STILLWATER — Marcus Smart stood midcourt inside Gallagher-Iba Arena, ball cradled under one arm at his hip, issuing a directive more than a suggestion.
The Cowboys had already played seven games — full-court and full-tilt, run-and-gun sessions offered by strength coach Jake Manzelmann as a fun conditioning alternative — and the sweat and dragging legs were a clear indicator of the hard work put in on this random summer afternoon. Several teammates had taken a seat and considered a good day's work done.
Yet there was Smart, acting all Kurt Russell as Herb Brooks in the movie “Miracle,” when the U.S. hockey coach made his guys skate endless sprints following a lackluster loss, blowing his whistle and barking, “Again.”
Smart isn't the coach, he's Oklahoma State's star sophomore. Still, he's every bit this team's leader and driving force, by word and by example.
He's a worker. And, above all, he competes.
In games. In practice. In the summer. Anywhere and everywhere — Smart competes.
“He's probably the best competitor we've played against since I've been coaching at Kansas,” said Jayhawks coach Bill Self. “He's a terrific competitor and he's a great kid.
“He can do a lot of different things. But the biggest thing he does is he wills his team to win. He's a great player, but that is his biggest quality, in my eyes.”
Smart willed the Cowboys into a winner as a freshman, transforming the culture of the club with his unbridled work ethic and a toughness he exemplifies by leading the team in dives on the floor for loose balls. He doesn't play the modern superstar card, preferring getting dirty over playing diva.
He's here for one reason: to win.
Not to score or dunk or launch lovely 3-point shots with an arm extended to accentuate his pose, although he can score and more, like rebound and assist and defend like a maniac.
“We've got a great leader, a guy that we can count on every single day, doing it the same way,” said Cowboys coach Travis Ford. “And yes, he's a good basketball player and all that, but his leadership is tremendous. It's a joy to coach a guy like that every single day.”
And with Smart, it is every day.
“We have numerous NBA scouts at every practice; numerous,” Ford said. “From two to 15. And some of them when they come in, especially lately, have never seen him play live. Which is not uncommon. Some of them are new scouts.
“I tell them, ‘Well, you're about to see the hardest-working guy you've ever seen. And he's going to be the loudest guy in here. And it's going to be from the beginning of practice to the end of practice.'
“They're all like, ‘How do you know that?' As long as I've ever known him, it's never been any different. Ever. I don't care if it's the second practice of the day, the day before a game, the day after a game, it's never wavered.”
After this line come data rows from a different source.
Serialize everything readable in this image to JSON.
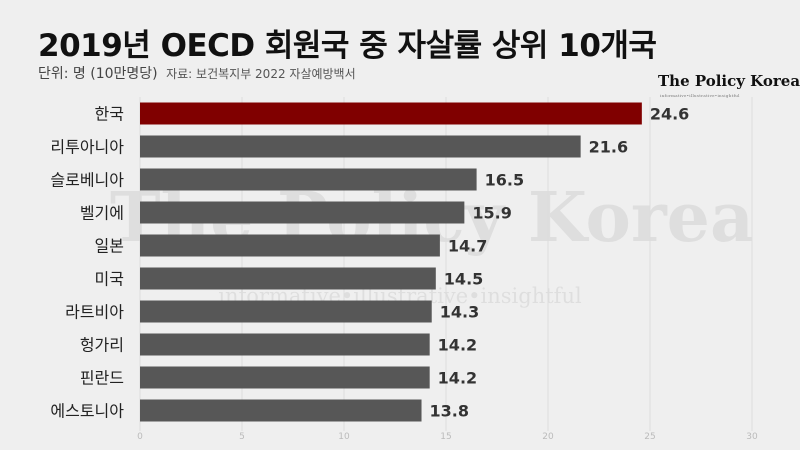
{
  "header": {
    "title": "2019년 OECD 회원국 중 자살률 상위 10개국",
    "unit": "단위: 명 (10만명당)",
    "source": "자료: 보건복지부 2022 자살예방백서"
  },
  "brand": {
    "name": "The Policy Korea",
    "tagline": "informative•illustrative•insightful"
  },
  "watermark": {
    "name": "The Policy Korea",
    "tagline": "informative•illustrative•insightful"
  },
  "colors": {
    "highlight": "#800000",
    "bar": "#575757",
    "background": "#efefef"
  },
  "chart_data": {
    "type": "bar",
    "orientation": "horizontal",
    "categories": [
      "한국",
      "리투아니아",
      "슬로베니아",
      "벨기에",
      "일본",
      "미국",
      "라트비아",
      "헝가리",
      "핀란드",
      "에스토니아"
    ],
    "values": [
      24.6,
      21.6,
      16.5,
      15.9,
      14.7,
      14.5,
      14.3,
      14.2,
      14.2,
      13.8
    ],
    "highlight_index": 0,
    "xlim": [
      0,
      30
    ],
    "xticks": [
      0,
      5,
      10,
      15,
      20,
      25,
      30
    ],
    "grid": true,
    "legend": "none"
  }
}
Smart, by all accounts, was a lock to go No. 2 in last year's NBA Draft. But he passed that up, along with all that goes with it, to return to the Cowboys … to win.
OSU won behind Smart a year ago, finishing 24-9, one game out of first place in the Big 12 standings and advancing to the NCAA Tournament following a two-year absence. But the Cowboys lost in their NCAA opener to Oregon, leaving Smart feeling unfulfilled.
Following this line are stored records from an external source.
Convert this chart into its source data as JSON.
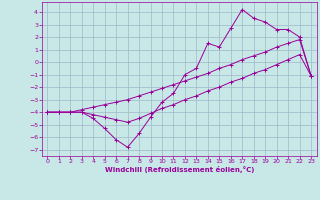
{
  "bg_color": "#c8e8e8",
  "grid_color": "#a0b8c8",
  "line_color": "#990099",
  "xlabel": "Windchill (Refroidissement éolien,°C)",
  "xlim": [
    -0.5,
    23.5
  ],
  "ylim": [
    -7.5,
    4.8
  ],
  "yticks": [
    -7,
    -6,
    -5,
    -4,
    -3,
    -2,
    -1,
    0,
    1,
    2,
    3,
    4
  ],
  "xticks": [
    0,
    1,
    2,
    3,
    4,
    5,
    6,
    7,
    8,
    9,
    10,
    11,
    12,
    13,
    14,
    15,
    16,
    17,
    18,
    19,
    20,
    21,
    22,
    23
  ],
  "curve1_x": [
    0,
    1,
    2,
    3,
    4,
    5,
    6,
    7,
    8,
    9,
    10,
    11,
    12,
    13,
    14,
    15,
    16,
    17,
    18,
    19,
    20,
    21,
    22,
    23
  ],
  "curve1_y": [
    -4.0,
    -4.0,
    -4.0,
    -4.0,
    -4.5,
    -5.3,
    -6.2,
    -6.8,
    -5.7,
    -4.4,
    -3.2,
    -2.5,
    -1.0,
    -0.5,
    1.5,
    1.2,
    2.7,
    4.2,
    3.5,
    3.2,
    2.6,
    2.6,
    2.0,
    -1.1
  ],
  "curve2_x": [
    0,
    1,
    2,
    3,
    4,
    5,
    6,
    7,
    8,
    9,
    10,
    11,
    12,
    13,
    14,
    15,
    16,
    17,
    18,
    19,
    20,
    21,
    22,
    23
  ],
  "curve2_y": [
    -4.0,
    -4.0,
    -4.0,
    -4.0,
    -4.2,
    -4.4,
    -4.6,
    -4.8,
    -4.5,
    -4.1,
    -3.7,
    -3.4,
    -3.0,
    -2.7,
    -2.3,
    -2.0,
    -1.6,
    -1.3,
    -0.9,
    -0.6,
    -0.2,
    0.2,
    0.6,
    -1.1
  ],
  "curve3_x": [
    0,
    1,
    2,
    3,
    4,
    5,
    6,
    7,
    8,
    9,
    10,
    11,
    12,
    13,
    14,
    15,
    16,
    17,
    18,
    19,
    20,
    21,
    22,
    23
  ],
  "curve3_y": [
    -4.0,
    -4.0,
    -4.0,
    -3.8,
    -3.6,
    -3.4,
    -3.2,
    -3.0,
    -2.7,
    -2.4,
    -2.1,
    -1.8,
    -1.5,
    -1.2,
    -0.9,
    -0.5,
    -0.2,
    0.2,
    0.5,
    0.8,
    1.2,
    1.5,
    1.8,
    -1.1
  ]
}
Would he still be wearing orange and black had the Cowboys made a run last March?
“Probably not,” Smart said. “Probably not.”
That's the blessing of last year's early NCAA exit. Smart is back, along with Markel Brown and Le'Bryan Nash and a roster that is both deep and talented.
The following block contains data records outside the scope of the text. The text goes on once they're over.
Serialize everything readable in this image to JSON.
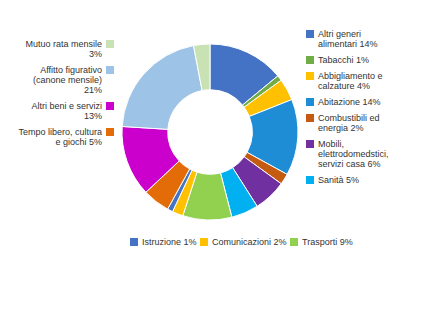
{
  "chart_data": {
    "type": "donut",
    "categories": [
      "Altri generi\nalimentari 14%",
      "Tabacchi 1%",
      "Abbigliamento e\ncalzature 4%",
      "Abitazione 14%",
      "Combustibili ed\nenergia 2%",
      "Mobili,\nelettrodomedstici,\nservizi casa 6%",
      "Sanità 5%",
      "Trasporti 9%",
      "Comunicazioni 2%",
      "Istruzione 1%",
      "Tempo libero, cultura\ne giochi 5%",
      "Altri beni e servizi\n13%",
      "Affitto figurativo\n(canone mensile)\n21%",
      "Mutuo rata mensile\n3%"
    ],
    "values": [
      14,
      1,
      4,
      14,
      2,
      6,
      5,
      9,
      2,
      1,
      5,
      13,
      21,
      3
    ],
    "colors": [
      "#4472C4",
      "#70AD47",
      "#FFC000",
      "#1F8DD6",
      "#C55A11",
      "#7030A0",
      "#00B0F0",
      "#92D050",
      "#FFC000",
      "#4472C4",
      "#E36C09",
      "#CC00CC",
      "#9DC3E6",
      "#C9E2B3"
    ]
  }
}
And he's ready to win — bigger.
“After the Oregon loss, I hold myself accountable and I hold my teammates accountable,” Smart said. “I didn't think I played, that we as a group, as a team, to the best of our ability. We all knew it. We could see it in each other's faces.
“It just leaves a bad tasted in my mouth every time it's mentioned.”
So the Cowboys are out to edit their ending.
Already, the storyline has changed. Under the radar last season, they're ranked No. 8 now as the preseason co-favorite with Kansas in the Big 12.
Smart presses his teammates to win, too.
So if they get a little tired and grumpy, he's there to remind them.
“That's great for this team,” Brown said. “On days when you don't want to play, and Marcus is out there busting his butt, you can't look at him and not do anything about it.
“Marcus pushes this team to play harder and to stay on his level of competitiveness. That's great for this team and where we need to go.”